A strain of bacteria commonly found in the intestines of animals and humans, E. Coli is usually harmless. However, one type of this bacteria (E. coli O157:H7) is known to cause intestinal infections. Most of these infections are caused by contaminated water and food sources. Recently, a popular leafy green seems to have caused an E. Coli outbreak in the US.
The Recent E. Coli Outbreak Caused by Romaine Lettuce
According to the CDC, the outbreak has now spread to 25 states, with more than 120 cases reported since the end of March. There have been 52 recorded hospitalizations and one death so far. Several people have also developed hemolytic uremic syndrome – a kidney failure condition that often follows a diarrheal infection.
The infection seems to be caused by romaine lettuce made in Yuma, Arizona. Although the investigation is still ongoing, the authorities haven’t yet found where in the supply chain has the lettuce become contaminated. One farm in Yuma has been identified as a potential source, and romaine lettuce from this region is no longer being produced or distributed.
What Can You Do?
Since the contamination happened at the end of March, we can’t say that the contaminated lettuce is no longer circling around.
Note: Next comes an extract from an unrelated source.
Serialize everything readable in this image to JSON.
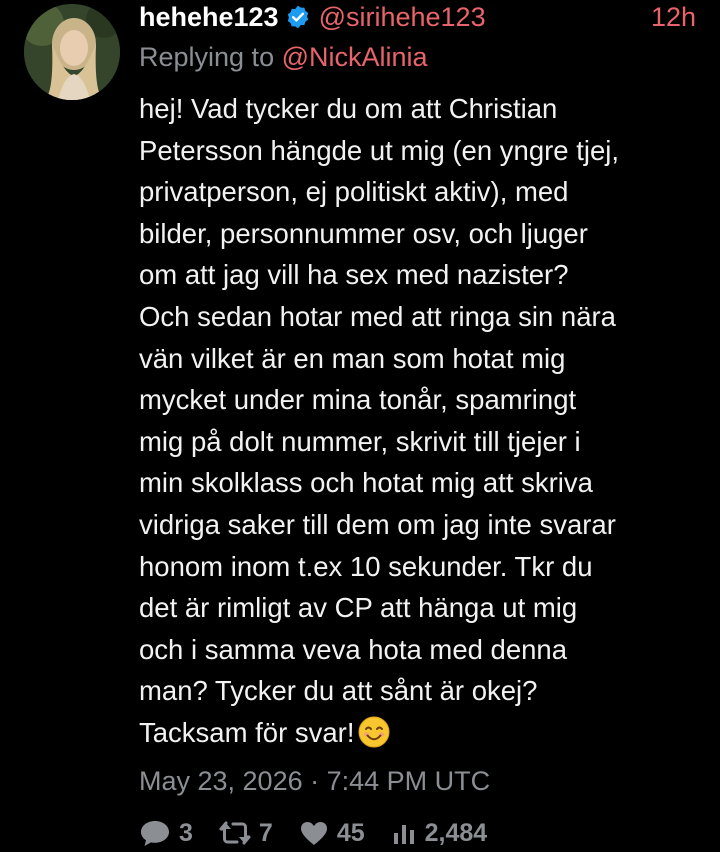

The CDC advises that you throw away all the romaine lettuce in your home and wash your refrigerator thoroughly.
If you notice symptoms like vomiting, diarrhea, and stomach cramps (especially in children), contact your doctor.
The Bottom Line
The authorities have found that romaine lettuce grown in Arizona is responsible for the recent E. Coli outbreak in the US. Keep following the CDC website for updates and make sure you don’t eat store-bought romaine lettuce until it’s deemed safe again.